Resumed Hcn4 expression in the DMP of pMes-Bmp4;Shox2^Cre/LacZ mice. A–C, immunohistochemistry shows abundant pSmad1/5/8 in the DMP of an E13.5 control mouse (asterisk in A), the absence of pSmad1/5/8 in an E13.5 Shox2 null DMP (asterisk in B), but resumed pSmad1/5/8 staining in the DMP with rescued size in pMes-Bmp4;Shox2^Cre/LacZ embryo at the same stage (asterisk in C). D–F, immunohistochemistry shows resumed Hcn4 expression in the DMP of an E13.5 pMes-Bmp4;Shox2^Cre/LacZ embryo (F) as compared with wild-type control (D) and Shox2 mutant (asterisk in E) at the same stage.
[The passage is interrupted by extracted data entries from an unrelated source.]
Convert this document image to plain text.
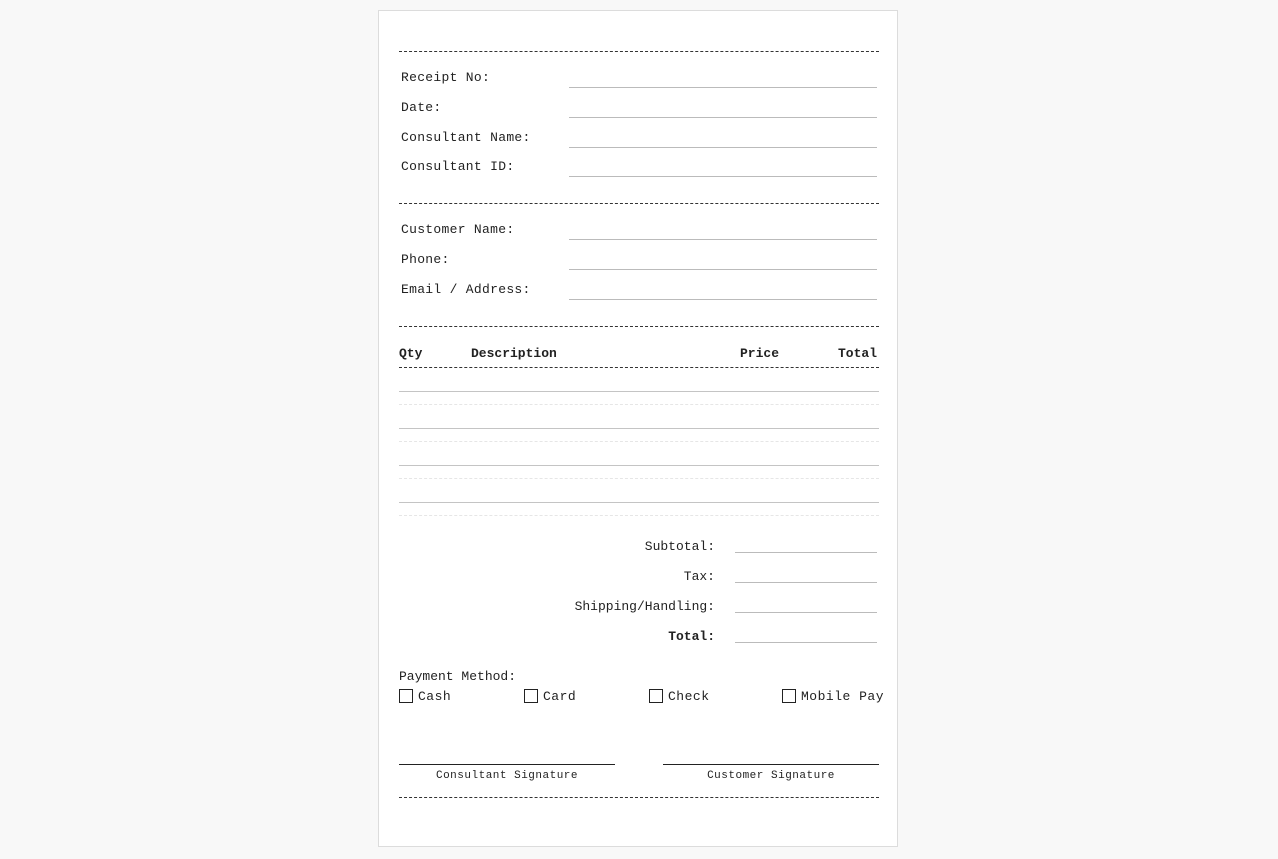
Receipt No:
Date:
Consultant Name:
Consultant ID:
Customer Name:
Phone:
Email / Address:
Qty	Description	Price	Total
Subtotal:
Tax:
Shipping/Handling:
Total:
Payment Method:
Cash	Card	Check	Mobile Pay
Consultant Signature	Customer Signature
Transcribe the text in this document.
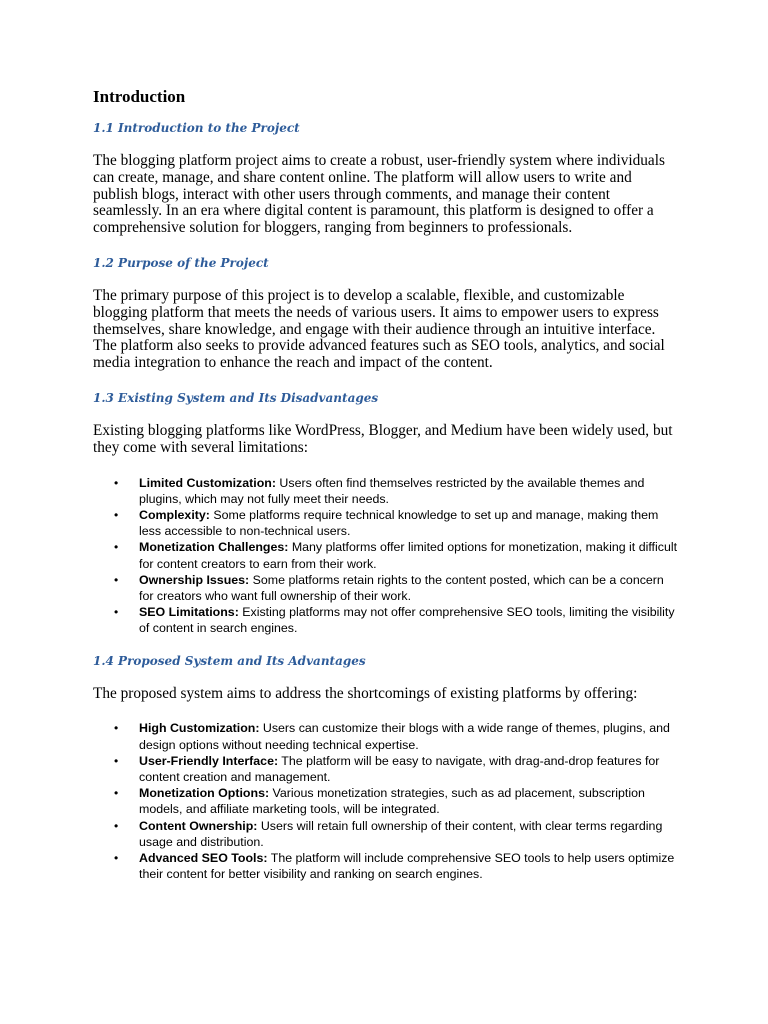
Introduction
1.1 Introduction to the Project

The blogging platform project aims to create a robust, user-friendly system where individuals can create, manage, and share content online. The platform will allow users to write and publish blogs, interact with other users through comments, and manage their content seamlessly. In an era where digital content is paramount, this platform is designed to offer a comprehensive solution for bloggers, ranging from beginners to professionals.

1.2 Purpose of the Project

The primary purpose of this project is to develop a scalable, flexible, and customizable blogging platform that meets the needs of various users. It aims to empower users to express themselves, share knowledge, and engage with their audience through an intuitive interface. The platform also seeks to provide advanced features such as SEO tools, analytics, and social media integration to enhance the reach and impact of the content.

1.3 Existing System and Its Disadvantages

Existing blogging platforms like WordPress, Blogger, and Medium have been widely used, but they come with several limitations:

• Limited Customization: Users often find themselves restricted by the available themes and plugins, which may not fully meet their needs.
• Complexity: Some platforms require technical knowledge to set up and manage, making them less accessible to non-technical users.
• Monetization Challenges: Many platforms offer limited options for monetization, making it difficult for content creators to earn from their work.
• Ownership Issues: Some platforms retain rights to the content posted, which can be a concern for creators who want full ownership of their work.
• SEO Limitations: Existing platforms may not offer comprehensive SEO tools, limiting the visibility of content in search engines.
1.4 Proposed System and Its Advantages

The proposed system aims to address the shortcomings of existing platforms by offering:

• High Customization: Users can customize their blogs with a wide range of themes, plugins, and design options without needing technical expertise.
• User-Friendly Interface: The platform will be easy to navigate, with drag-and-drop features for content creation and management.
• Monetization Options: Various monetization strategies, such as ad placement, subscription models, and affiliate marketing tools, will be integrated.
• Content Ownership: Users will retain full ownership of their content, with clear terms regarding usage and distribution.
• Advanced SEO Tools: The platform will include comprehensive SEO tools to help users optimize their content for better visibility and ranking on search engines.
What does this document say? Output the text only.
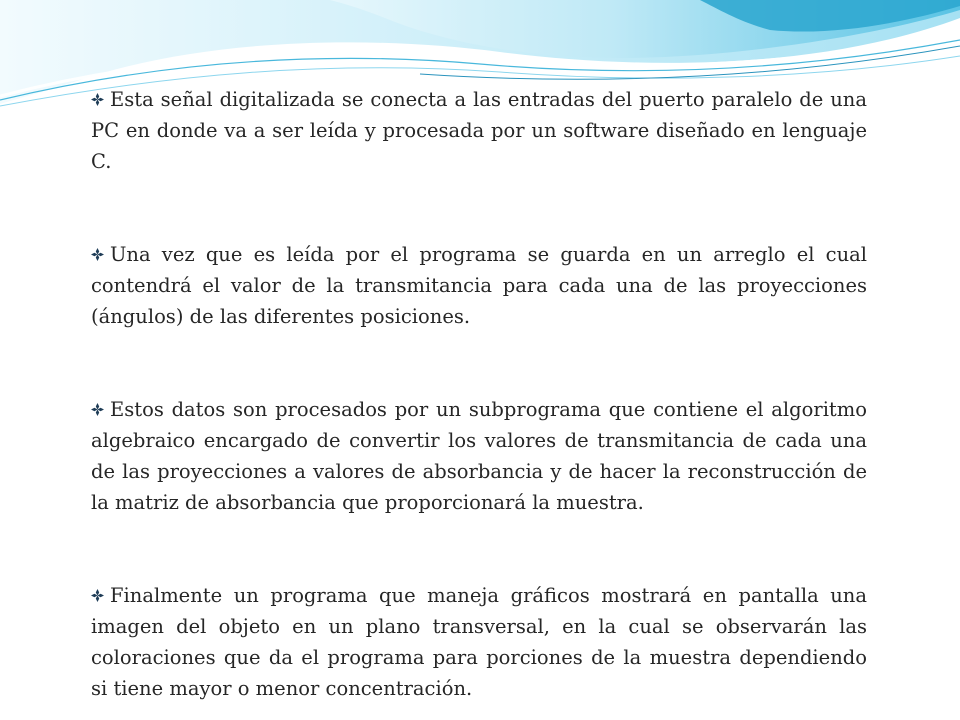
Esta señal digitalizada se conecta a las entradas del puerto paralelo de una PC en donde va a ser leída y procesada por un software diseñado en lenguaje C.

Una vez que es leída por el programa se guarda en un arreglo el cual contendrá el valor de la transmitancia para cada una de las proyecciones (ángulos) de las diferentes posiciones.

Estos datos son procesados por un subprograma que contiene el algoritmo algebraico encargado de convertir los valores de transmitancia de cada una de las proyecciones a valores de absorbancia y de hacer la reconstrucción de la matriz de absorbancia que proporcionará la muestra.

Finalmente un programa que maneja gráficos mostrará en pantalla una imagen del objeto en un plano transversal, en la cual se observarán las coloraciones que da el programa para porciones de la muestra dependiendo si tiene mayor o menor concentración.
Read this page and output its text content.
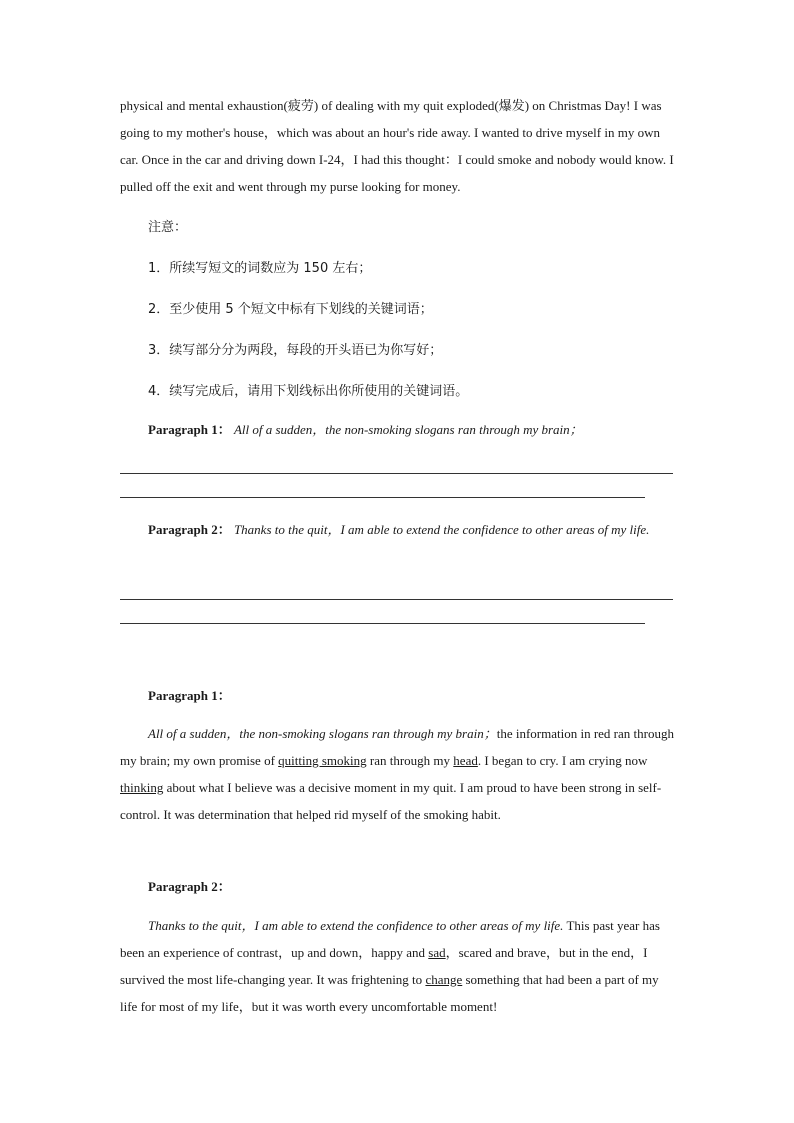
physical and mental exhaustion(疲劳) of dealing with my quit exploded(爆发) on Christmas Day! I was going to my mother's house，which was about an hour's ride away. I wanted to drive myself in my own car. Once in the car and driving down I-24，I had this thought：I could smoke and nobody would know. I pulled off the exit and went through my purse looking for money.

注意：

1．所续写短文的词数应为 150 左右；

2．至少使用 5 个短文中标有下划线的关键词语；

3．续写部分分为两段，每段的开头语已为你写好；

4．续写完成后，请用下划线标出你所使用的关键词语。

Paragraph 1： All of a sudden，the non-smoking slogans ran through my brain；

Paragraph 2： Thanks to the quit，I am able to extend the confidence to other areas of my life.

Paragraph 1：

All of a sudden，the non-smoking slogans ran through my brain；the information in red ran through my brain; my own promise of quitting smoking ran through my head. I began to cry. I am crying now thinking about what I believe was a decisive moment in my quit. I am proud to have been strong in self-control. It was determination that helped rid myself of the smoking habit.

Paragraph 2：

Thanks to the quit，I am able to extend the confidence to other areas of my life. This past year has been an experience of contrast，up and down，happy and sad，scared and brave，but in the end，I survived the most life-changing year. It was frightening to change something that had been a part of my life for most of my life，but it was worth every uncomfortable moment!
G–I, typical APs of Shox2^LacZ/+ (G), Shox2^LacZ/LacZ (H), and BMP4-treated Shox2^LacZ/LacZ (I) DMP cells of E14.5 mice, demonstrating the decreased rate of upstroke in Shox2 mutant DMP cells. Dotted lines demarcate the DMP, defined by the expression domain of Hcn4. CT, cushion tissue; RA, right atrium; LSH, left sinus horn; RBC, red blood cell. Scale = 40 μm.